我们希望NEO的社区可以发展和合作。NEO是利用区块链技术和数字身份进行资产数字化,利用智能合约对数字资产进行自动化管理,实现“智能经济”的一种分布式网络。我们正在举办全球性的挑战赛,以促进NEO社区的增长。

挑战赛免费组册

挑战赛规则

  1. 可以使用各种方法获取指定高度时有NEO余额(不包含GAS)的地址及余额。
  2. 数据来源是NEO区块链主网,输入为区块高度,输出地址与对应余额的。csv文件。
  3. 获取的NEO地址不可以出现重复和遗漏。
  4. 使用最少时间者获胜。
  5. 使用开发语言不限。
  6. 最终解释权归NGD所有。

挑战赛地点 日期:

深圳市南山区科发路1号富利臻大厦3F*(近高新园地铁站)*

6月9日 09:30 ~ 6月10日 17:30

挑战赛主题:

快速检索NEO地址及余额

输入示例:

1001 注:输入为区块高度,区块高度从0开始,区块高度=区块数量-1

输出示例:

地址1,余额1 地址2,余额2 。。。 地址n,余额n

挑战赛奖励:

第一名 150GAS 第二名 100GAS 第三名 50GAS

挑战赛召集人及评审:

  • 陈志同

    NEO Global Development (NGD) 高级软件工程师 NEO团队早期成员、开发者、技术布道师。全栈工程师,国内知名 Windows Insider。编写了大量技术文档,影响并推动着众多技术爱好者参与到区块链技术研发和推广中。

  • 田力

    NEO Global Development (NGD) 高级研发经理 多年互联网项目开发与管理经验。区块链社区早期参与者。专注于各种算法与人工智能在区块链上的研究与应用。

比赛结果

  • 第一名: 王辉 、喻大圣 、陈圣聪(150 GAS)
    从创世区块开始,逐个扫描区块,在同步区块的过程中进行下列操作:

    1. 根据区块数据构造Block对象(开源项目NEO代码有Block类。
    2. Block对象有交易集合,分析交易集合输出(地址,余额。
    3. 下一个区块同样分析交易集合,但要加上前一个区块的结果。
    4. 内存中持有一份集合(地址,余额)的快照。
    5. 每一个区块都是对前一个区块的集合(地址,余额)进行新增地址余额、更新地址余额、消耗掉地址余额,更新内存状态的快照。
    6. 输出指定高度的内存快照。
  • 第二名:李竞业(100 GAS)

    1. 使用RPC的getblock和getrawtransaction方法,分析从创始块到指定高度的区块的UTXO数据。
    2. 由UTXO内做出分析,我们知道VIN和VOUT的关系。VIN是消耗之前地址的余额,VOUT是更新地址余额,程序里面使用数据库把所有VIN和的交易记录记下,VIN为负数,VOUT为正数。
    3. 分析完最后可以使用数据库的sum和groupby方式把最终结果拿到。
  • 第三名:
    没有人完成。


NEO Blockchain Challenge - Shenzhen

We hope that NEO's community can develop and cooperate together. NEO utilizes blockchain technology and digital identity to digitize assets and automate the management of digital assets using smart contracts. Using a distributed network, it aims to create a "Smart Economy". We are organizing a global competition to promote the growth of the NEO community.

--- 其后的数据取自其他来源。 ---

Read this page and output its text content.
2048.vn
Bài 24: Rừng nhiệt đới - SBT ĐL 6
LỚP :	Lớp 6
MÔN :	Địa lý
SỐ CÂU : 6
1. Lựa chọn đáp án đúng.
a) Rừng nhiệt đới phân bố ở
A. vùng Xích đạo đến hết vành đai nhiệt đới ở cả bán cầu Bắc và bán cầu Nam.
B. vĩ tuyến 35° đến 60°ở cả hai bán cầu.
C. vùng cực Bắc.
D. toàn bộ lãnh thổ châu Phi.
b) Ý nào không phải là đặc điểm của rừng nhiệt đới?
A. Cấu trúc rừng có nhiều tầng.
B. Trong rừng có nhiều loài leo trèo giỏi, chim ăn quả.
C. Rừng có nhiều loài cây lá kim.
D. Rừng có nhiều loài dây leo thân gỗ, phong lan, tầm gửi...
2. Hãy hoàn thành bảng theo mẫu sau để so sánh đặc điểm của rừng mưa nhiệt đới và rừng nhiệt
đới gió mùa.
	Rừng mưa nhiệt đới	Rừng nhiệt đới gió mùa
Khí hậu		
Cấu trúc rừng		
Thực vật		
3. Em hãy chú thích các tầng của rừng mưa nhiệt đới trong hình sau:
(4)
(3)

Free registration of challenge

Challenge Rules:

  1. Various methods can be used to obtain the addresses of the NEO accounts with NEO balance (excluding GAS) and the specific amounts of balance when a height is designated.
  2. The data source is from the NEO blockchain main network. The input is the block height, and the output are addresses and the corresponding balances (csv file).
  3. The obtained NEO addresses cannot be repeated or omitted.
  4. Win with the least amount of time.
  5. The programming language is not limited.
  6. The final interpretation right belongs to NGD.

Challenge venue and time:

3F*, Fulizhen Building, No. 1, Kefa Road, Nanshan District, Shenzhen (near Gaoxinyuan Metro Station)

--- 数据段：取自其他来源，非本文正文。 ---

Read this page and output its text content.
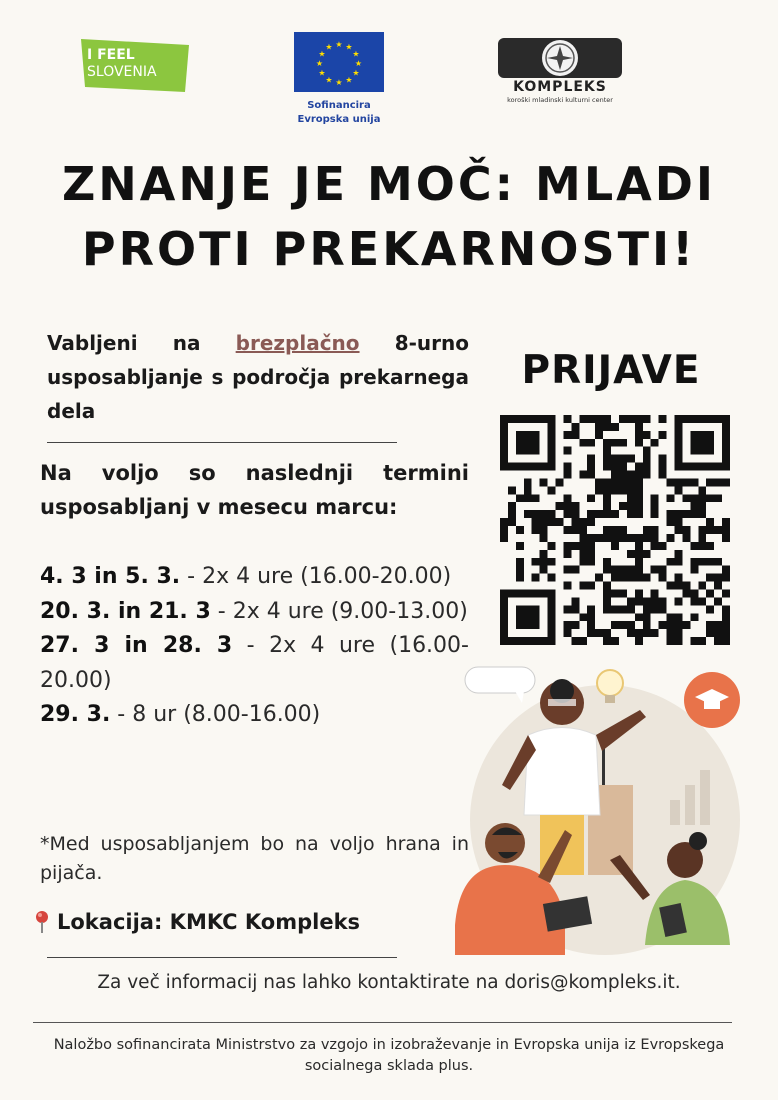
I FEEL
SLOVENIA
★ ★
★
★
★
★
★
★
★
★
★
★
Sofinancira
Evropska unija
KOMPLEKS
koroški mladinski kulturni center
ZNANJE JE MOČ: MLADI
PROTI PREKARNOSTI!
Vabljeni na brezplačno 8-urno usposabljanje s področja prekarnega dela
Na voljo so naslednji termini usposabljanj v mesecu marcu:
4. 3 in 5. 3. - 2x 4 ure (16.00-20.00)
20. 3. in 21. 3 - 2x 4 ure (9.00-13.00)
27. 3 in 28. 3 - 2x 4 ure (16.00-20.00)
29. 3. - 8 ur (8.00-16.00)
*Med usposabljanjem bo na voljo hrana in pijača.
Lokacija: KMKC Kompleks
Za več informacij nas lahko kontaktirate na doris@kompleks.it.
Naložbo sofinancirata Ministrstvo za vzgojo in izobraževanje in Evropska unija iz Evropskega socialnega sklada plus.
PRIJAVE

June 9th:09:30AM ~ June 10th: 17:30PM

Challenge theme:

Quickly query NEO’s addresses and balances

Input example:

1001

Note: The input is the block height, the block height starts from 0, the block height is the number of blocks -1

Output example:

Address 1, balance 1

Address 2, balance 2

......

Address n, balance n

Challenge rewards:

First prize:150GAS, Second prize:100GAS, Third prize: 50GAS

Challenge Convenors and Judges:

  • Chen Zhitong

    NEO Global Development (NGD) Senior Software Engineer

    An early member of the NEO team, a developer, and a technical evangelist. Full stack engineer, well-known Windows Insider in China. He has written a large number of technical documents, which have encouraged many technology enthusiasts to participate in the research and development and promotion of blockchain technology.

  • Tian Li

    NEO Global Development (NGD) Senior R&D Manager

    Years of experience in Internet project development and management. An early participant in the blockchain community. Focus on the research and application of various algorithms and artificial intelligence to the blockchain.

Competition Results:

  • First prize: Wang Hui, Yu Dasheng, Chen Shengcong(150 GAS)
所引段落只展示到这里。